Dans les marges de l’industrie mainstream, Arnaud Le Gouëfflec et Nicolas Moog ont trouvé assez de génies dédaignés pour élever une fastueuse statue à l’Underground.
Romancier, scénariste de bande dessinée (Le Chanteur sans nom ; J’aurai ta peau Dominique A ; Mondo Reverso …), musicien, compositeur et auteur de chansons, à la proue de L’Orchestre Préhistorique ou sur le pont de Monstre (au côté de Jimmy Carl Black), fondateur du Festival Invisible et du label L’Église de la Petite Folie (qui vient de publier l’éblouissant “Cinéma” du multi-instrumentiste et talentueux John Trap), le brestois Arnaud Le Gouëfflec, par ailleurs historiographe des œuvres d’Eugene Chadbourne, navigue en bathyscaphe dans les eaux profondes des musiques inclassables.

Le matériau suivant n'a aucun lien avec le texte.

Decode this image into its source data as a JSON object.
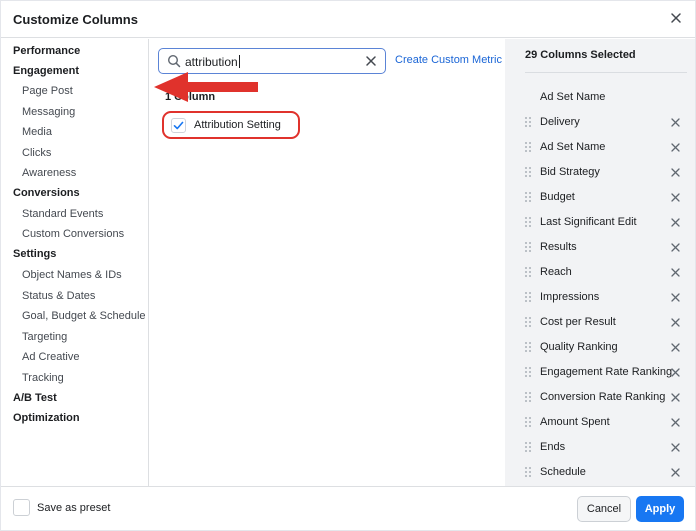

À ce titre, son dernier ouvrage réalisé avec Nicolas Moog (dessinateur au trait sûr et vibrant), Underground, Rockers maudits & Grandes prêtresses du son, s’apparente à un trophée sorti des abysses. Plus exactement à une médaille d’orichalque (le matériau dont regorgerait l’Atlantide) mais qui ne révèlerait que son revers. L’avers étant le blason du mainstream, Arnaud Le Gouëfflec se soucie de montrer la valeur rare, précieuse en somme, de celle qui signale la beauté des musiques souterraines. Souterraines parce qu’écrasées sous la botte de l’industrie phonographique. À moins que les artistes du sous-sol se soient intentionnellement protégés de la lumière, de ses projecteurs, évitant ainsi les malentendus de la gloire.
C’est son choix, une collection de personnalités tenues en marge, avec un soin qui appartient au culte de l’ignorance, voire du mépris. La marge étant le pourtour d’une page où s’écrit l’histoire vive et bouillonnante, non rabotée. C’est là que l’on trouve le jaillissement de l’idée, la fraîcheur des élans, l’innocence brute, l’instinct nomade. Très mauvais pour le commerce des marchandises standardisées. Très bon pour les oreilles en quête d’accents inouïs, de mots désobligeants, de style démuselé.
On relève ci et là des noms qui n’ont pas totalement succombé à l’amnésie globale (Captain Beefheart, Brigitte Fontaine, Nico, Patti Smith, Boris Vian) mais si nombreux sont les prodiges de l’ombre qu’il convient de découvrir toutes affaires cessantes les portraits en noir et blanc, archidocumentés, de Daniel Johnston, Sun Ra, Raymond Scott, Lydia Lunch, Tall Dwarfs, Un Drame Musical Instantané, Peter Ivers, Éliane Radigue… Ils et elles totalisent cinquante parcours, cinquante récits serrés, nerveux, vitaminiques. Remonter à la surface la séditieuse et volontairement irrécupérable Colette Magny, notre grande chanteuse de blues hexagonale, est l’un des mérites de ce livre-sonde.
Joyau offert à nos yeux éberlués, Underground est la véritable contre-histoire des musiques errantes. Une bande dessinée d’intérêt général.
BD Underground, Rockers maudits & Grandes prêtresses du son, par Arnaud Le Gouëfflec et Nicolas Moog. Éditions Glénat, 311 pages, 30€.